Last week, institutions hedged TSLA by selling $340 calls, targeting a range of $340-$375. With Friday's close at $320, they successfully positioned below $340.
This week's hedge strikes are at $330, targeting a $330-$360 range, suggesting they don't expect TSLA to exceed last week's highs:
Sell $TSLA 20241122 330.0 CALL$
Buy $TSLA 20241122 360.0 CALL$
Earnings may be somewhat muted this week. Last Thursday, institutional option blocks started positioning for NVDA earnings, with early strikes targeting $160+. But after Friday's market weakness, later entries lowered expectations to $150.
First, the weekly institutional roll showed hedges assuming NVDA stays below $150 this week, with a $150-$162.5 range:
Sell $NVDA 20241122 150.0 CALL$
Buy $NVDA 20241122 162.5 CALL$
Then we had the second wave of entries with various strategies - debit spreads, rolls, and a large unwind:
Stealth $140/$150 call spread entry:
Buy $NVDA 20241220 140.0 CALL$ 20,000 contracts
Sell $NVDA 20241220 150.0 CALL$ 20,000 contracts
No clear institutional footprint, just large volume prints. Very low-profile entry, potentially revealing this week's expected outcome.

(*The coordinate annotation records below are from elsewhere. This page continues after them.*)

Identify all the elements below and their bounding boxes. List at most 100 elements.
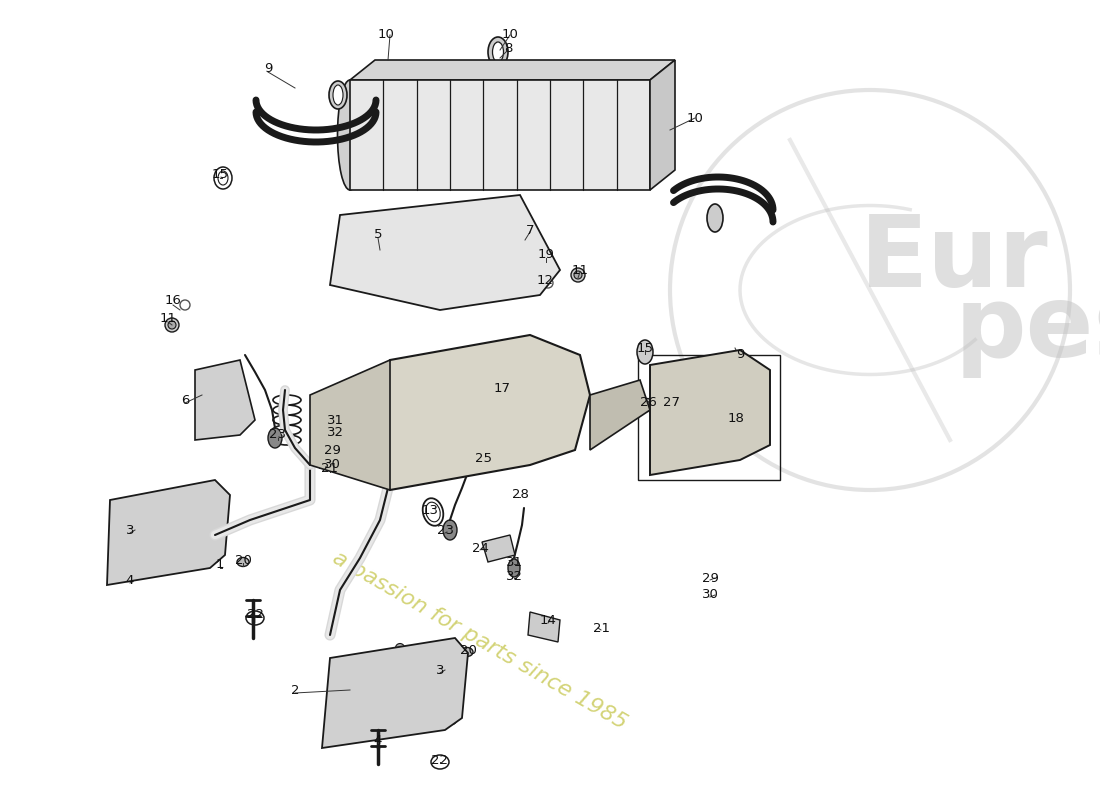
Ellipse shape: [574, 271, 582, 279]
Text: 19: 19: [538, 249, 554, 262]
Ellipse shape: [396, 726, 405, 734]
Polygon shape: [350, 80, 650, 190]
Polygon shape: [482, 535, 515, 562]
Text: 32: 32: [506, 570, 522, 582]
Text: 31: 31: [327, 414, 343, 426]
Text: 10: 10: [377, 29, 395, 42]
Text: 29: 29: [702, 571, 718, 585]
Ellipse shape: [341, 659, 365, 677]
Ellipse shape: [640, 398, 653, 411]
Ellipse shape: [528, 247, 532, 253]
Ellipse shape: [448, 643, 456, 653]
Ellipse shape: [363, 238, 367, 242]
Text: 1: 1: [216, 558, 224, 571]
Ellipse shape: [707, 204, 723, 232]
Text: a passion for parts since 1985: a passion for parts since 1985: [329, 547, 630, 733]
Text: 28: 28: [512, 489, 528, 502]
Ellipse shape: [123, 526, 147, 544]
Ellipse shape: [180, 300, 190, 310]
Ellipse shape: [341, 684, 365, 702]
Text: 4: 4: [125, 574, 134, 586]
Ellipse shape: [539, 255, 553, 265]
Ellipse shape: [206, 389, 224, 411]
Text: pes: pes: [955, 282, 1100, 378]
Ellipse shape: [361, 235, 370, 245]
Ellipse shape: [390, 233, 399, 242]
Ellipse shape: [170, 494, 179, 502]
Text: 23: 23: [437, 523, 453, 537]
Ellipse shape: [338, 80, 363, 190]
Ellipse shape: [542, 257, 550, 263]
Ellipse shape: [493, 42, 504, 62]
Ellipse shape: [651, 78, 673, 173]
Ellipse shape: [657, 115, 667, 134]
Ellipse shape: [425, 69, 455, 81]
Ellipse shape: [653, 111, 671, 139]
Polygon shape: [310, 360, 390, 490]
Ellipse shape: [481, 454, 493, 466]
Polygon shape: [590, 380, 650, 450]
Text: 2: 2: [290, 683, 299, 697]
Ellipse shape: [485, 221, 495, 230]
Ellipse shape: [461, 647, 473, 657]
Polygon shape: [650, 350, 770, 475]
Ellipse shape: [170, 563, 179, 573]
Ellipse shape: [236, 558, 249, 566]
Polygon shape: [528, 612, 560, 642]
Text: 22: 22: [246, 609, 264, 622]
Text: 26: 26: [639, 395, 657, 409]
Text: 20: 20: [234, 554, 252, 566]
Text: 30: 30: [323, 458, 340, 471]
Ellipse shape: [168, 321, 176, 329]
Text: 7: 7: [526, 223, 535, 237]
Ellipse shape: [123, 501, 147, 519]
Ellipse shape: [508, 559, 520, 577]
Text: 9: 9: [736, 349, 745, 362]
Text: 3: 3: [436, 663, 444, 677]
Ellipse shape: [268, 428, 282, 448]
Ellipse shape: [571, 268, 585, 282]
Text: 11: 11: [160, 311, 176, 325]
Ellipse shape: [329, 81, 346, 109]
Text: 17: 17: [494, 382, 510, 394]
Text: 22: 22: [431, 754, 449, 766]
Text: 23: 23: [270, 429, 286, 442]
Text: 20: 20: [460, 643, 476, 657]
Ellipse shape: [448, 715, 456, 725]
Text: 6: 6: [180, 394, 189, 406]
Polygon shape: [350, 60, 675, 80]
Ellipse shape: [396, 643, 405, 653]
Ellipse shape: [341, 709, 365, 727]
Text: 8: 8: [504, 42, 513, 54]
Text: 10: 10: [502, 29, 518, 42]
Text: 29: 29: [323, 443, 340, 457]
Polygon shape: [107, 480, 230, 585]
Text: 16: 16: [165, 294, 182, 306]
Text: 12: 12: [537, 274, 553, 286]
Polygon shape: [650, 60, 675, 190]
Text: 30: 30: [702, 589, 718, 602]
Ellipse shape: [526, 246, 535, 254]
Text: 21: 21: [593, 622, 609, 634]
Text: 11: 11: [572, 263, 588, 277]
Ellipse shape: [515, 69, 544, 81]
Ellipse shape: [393, 234, 397, 239]
Ellipse shape: [543, 278, 553, 288]
Text: 3: 3: [125, 523, 134, 537]
Text: 32: 32: [327, 426, 343, 438]
Polygon shape: [330, 195, 560, 310]
Polygon shape: [360, 335, 590, 490]
Polygon shape: [322, 638, 468, 748]
Ellipse shape: [324, 461, 336, 469]
Ellipse shape: [123, 549, 147, 567]
Ellipse shape: [664, 401, 675, 410]
Text: 5: 5: [374, 229, 383, 242]
Ellipse shape: [487, 222, 493, 227]
Text: Eur: Eur: [860, 211, 1048, 309]
Ellipse shape: [210, 494, 220, 502]
Polygon shape: [195, 360, 255, 440]
Ellipse shape: [443, 520, 456, 540]
Ellipse shape: [210, 554, 220, 562]
Text: 4: 4: [374, 734, 382, 746]
Text: 15: 15: [211, 169, 229, 182]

Crowd roll up to $170 calls:
Close $NVDA 20241220 160.0 CALL$
Open $NVDA 20250117 170.0 CALL$
Based on previous COIN experience, this roll is fairly neutral, more indicative of positioning for a higher IV environment pre-earnings before an expected decay.
The $200M trader reduced:
They sold 26k and 17.5k of the $NVDA 20241220 135.0 CALL$ on Thursday/Friday, leaving ~124k remaining.
At their $18 cost basis, the $135 calls need $153 to break-even. Considering elevated IV before earnings, taking some profits ahead of an expected drop in volatility around $150 makes sense.
The initial read is bullish for earnings with opportunity to sell volatility. Let's see what positioning the next wave brings tomorrow.